A l’arrivée, internet appuyé (timidement) par quelques média est devenu le lieu d’une caricature de combat politique : l’argent devenant le marqueur universel de l’e-idéologie politique. Le combat n’est plus celui d’un choix entre marxisme, social-démocratie refondée ou libéralisme échevelé (ou autre chose), mais un choix entre ceux qui ont ou pas de l’argent. Étrange combat d’ailleurs où l’on se préserve bien de situer une frontière et où l’on interdit de facto à tout un chacun d’améliorer sa condition sous peine de passer dans le camp honni d’en face.

Et bien je refuse ce diktat du niveau zéro de la pensée. Non l’argent (ou ses supplétifs) n’est pas la mesure de la chose politique et encore moins de toute chose. Les valeurs de mon combat restent celle de la liberté, de la vérité, de la recherche du bonheur et du progrès par la réforme, de l’égalité de la société et de l’équité entre citoyens, de la solidarité qui construit un avenir commun.
Je ne combats pas Nicolas Sarkozy à cause de son compte en banque, mais à cause des dégâts que son comportement de Rastignac a infligé à la fonction présidentielle et à la France. De Gaulle l’économe ne dédaignait pas la DS décapotable car l’image est flatteuse pour la fonction. Pompidou avait sa Porsche et l’on se souvient du chassé croisé entre la XM de Mitterrand et la CX de Chirac. Hélas avec Sarkozy nous sommes passé au yacht de l’homme d’affaires, au clinquant du show biz. La question n’est ici pas celle du coût de ce qui est vu dans l’image, mais du ressenti de chaque Français. On peut être fier de la DS de De Gaulle, on ne voit pas bien comment être fier de l’image de Sarkozy sur le Yacht de quelqu’un qui a des intérêts économiques personnels à l’accueillir. La grande majorité des Français accepterait de passer un week-end au volant d’une voiture de sport, et cette même majorité ne se sentirait pas à sa place sur le bateau d’un riche homme d’affaires (sans d’ailleurs en vouloir à ce dernier, s’il a réussi tant mieux pour lui, mais que l’image du Président des Français ne soit pas ostensiblement liée à des intérêts particuliers).

Je combats aussi la politique UMP pour ses échecs (que cette histoire vient obligeamment remettre au second plan). Croissance, dette, chômage, désespérance, voilà des motifs de combats.
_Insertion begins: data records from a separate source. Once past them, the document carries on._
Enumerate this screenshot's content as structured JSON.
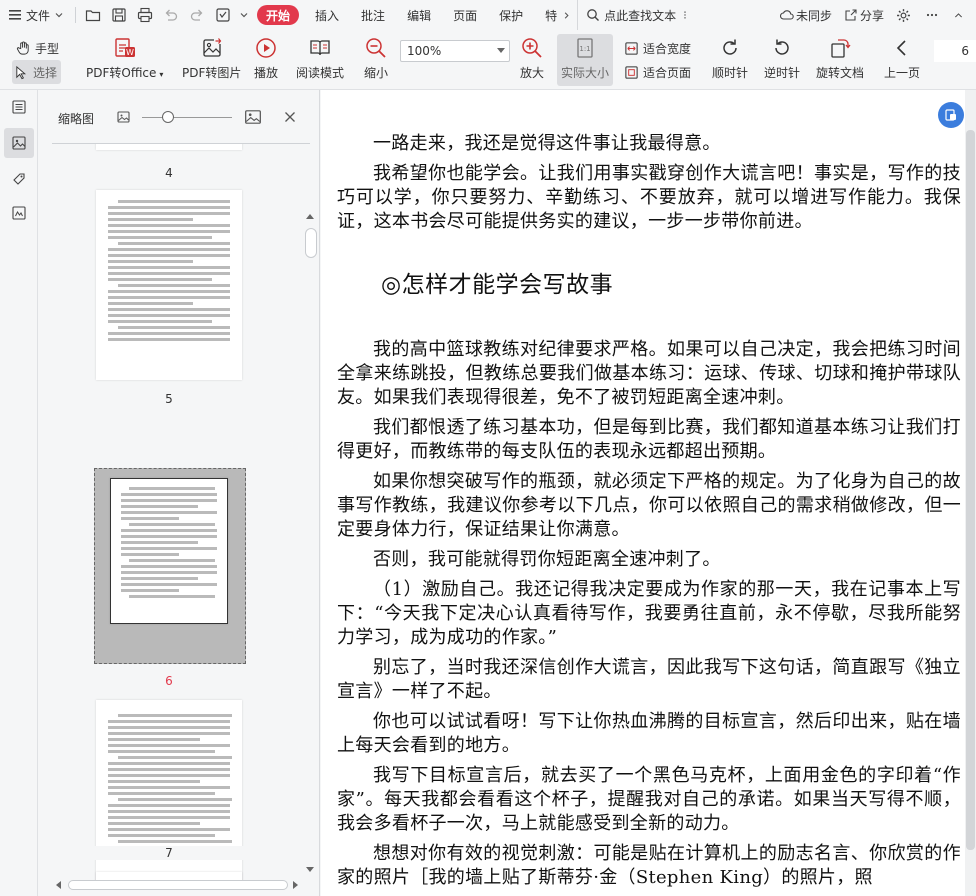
{
  "menubar": {
    "file_label": "文件",
    "tabs": [
      {
        "label": "开始",
        "active": true
      },
      {
        "label": "插入",
        "active": false
      },
      {
        "label": "批注",
        "active": false
      },
      {
        "label": "编辑",
        "active": false
      },
      {
        "label": "页面",
        "active": false
      },
      {
        "label": "保护",
        "active": false
      },
      {
        "label": "特",
        "active": false
      }
    ],
    "search_label": "点此查找文本",
    "sync_label": "未同步",
    "share_label": "分享"
  },
  "toolbar": {
    "hand_label": "手型",
    "select_label": "选择",
    "pdf_to_office": "PDF转Office",
    "pdf_to_image": "PDF转图片",
    "play": "播放",
    "read_mode": "阅读模式",
    "zoom_out": "缩小",
    "zoom_value": "100%",
    "zoom_in": "放大",
    "actual_size": "实际大小",
    "fit_width": "适合宽度",
    "fit_page": "适合页面",
    "rotate_cw": "顺时针",
    "rotate_ccw": "逆时针",
    "rotate_doc": "旋转文档",
    "prev_page": "上一页",
    "page_number": "6"
  },
  "thumbnail_panel": {
    "title": "缩略图",
    "pages": [
      {
        "number": "4",
        "current": false
      },
      {
        "number": "5",
        "current": false
      },
      {
        "number": "6",
        "current": true
      },
      {
        "number": "7",
        "current": false
      }
    ]
  },
  "document": {
    "paragraphs_before": [
      "一路走来，我还是觉得这件事让我最得意。",
      "我希望你也能学会。让我们用事实戳穿创作大谎言吧！事实是，写作的技巧可以学，你只要努力、辛勤练习、不要放弃，就可以增进写作能力。我保证，这本书会尽可能提供务实的建议，一步一步带你前进。"
    ],
    "heading": "◎怎样才能学会写故事",
    "paragraphs_after": [
      "我的高中篮球教练对纪律要求严格。如果可以自己决定，我会把练习时间全拿来练跳投，但教练总要我们做基本练习：运球、传球、切球和掩护带球队友。如果我们表现得很差，免不了被罚短距离全速冲刺。",
      "我们都恨透了练习基本功，但是每到比赛，我们都知道基本练习让我们打得更好，而教练带的每支队伍的表现永远都超出预期。",
      "如果你想突破写作的瓶颈，就必须定下严格的规定。为了化身为自己的故事写作教练，我建议你参考以下几点，你可以依照自己的需求稍做修改，但一定要身体力行，保证结果让你满意。",
      "否则，我可能就得罚你短距离全速冲刺了。",
      "（1）激励自己。我还记得我决定要成为作家的那一天，我在记事本上写下：“今天我下定决心认真看待写作，我要勇往直前，永不停歇，尽我所能努力学习，成为成功的作家。”",
      "别忘了，当时我还深信创作大谎言，因此我写下这句话，简直跟写《独立宣言》一样了不起。",
      "你也可以试试看呀！写下让你热血沸腾的目标宣言，然后印出来，贴在墙上每天会看到的地方。",
      "我写下目标宣言后，就去买了一个黑色马克杯，上面用金色的字印着“作家”。每天我都会看看这个杯子，提醒我对自己的承诺。如果当天写得不顺，我会多看杯子一次，马上就能感受到全新的动力。",
      "想想对你有效的视觉刺激：可能是贴在计算机上的励志名言、你欣赏的作家的照片［我的墙上贴了斯蒂芬·金（Stephen King）的照片，照"
    ]
  }
}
Voilà la cible (et que l’on nous évite l’argument de la crise, le mal était déjà là bien avant 2008 : l’ump est au pouvoir depuis presque 10 ans, la crise a bon dos !). Quelques exemples :

La dette française (source wikipedia) :
(c) creative commons : Gedefr pour la version actuelle, MaCRoEco pour la version initiale

Taux de chômage en France (sources Google, données Eurostat) :

PIB en euro courant (sources http://www.france-inflation.com/evolution_pib_france.php)

Évolution de la pauvreté en France (en pourcentage du salaire médian, sources observatoire de la pauvreté) :

On notera l’état de la France lorsque la gauche a cédé le pouvoir à la droite UMP en 2002 et l’état en 2007, juste avant la crise.

Conclusion

Le bruit autour de l’image de Dominique Strauss-Kahn présage mal de l’évolution du débat démocratique sur internet. Les médias traditionnels n’ont pas que des qualités mais ils sont comptables de leurs erreurs et par conséquent les rédactions, même lorsqu’elles sont partisanes, tombent rarement dans la calomnie ou l’hystérie. Il n’en n’est pas de même d’internet ou tout un chacun peut publier et n’a pas forcément le recul et la maturité pour éviter les phénomènes d’auto-intoxication : il est si facile de prendre pour argent comptant quelque chose que l’on voudrait être vrai.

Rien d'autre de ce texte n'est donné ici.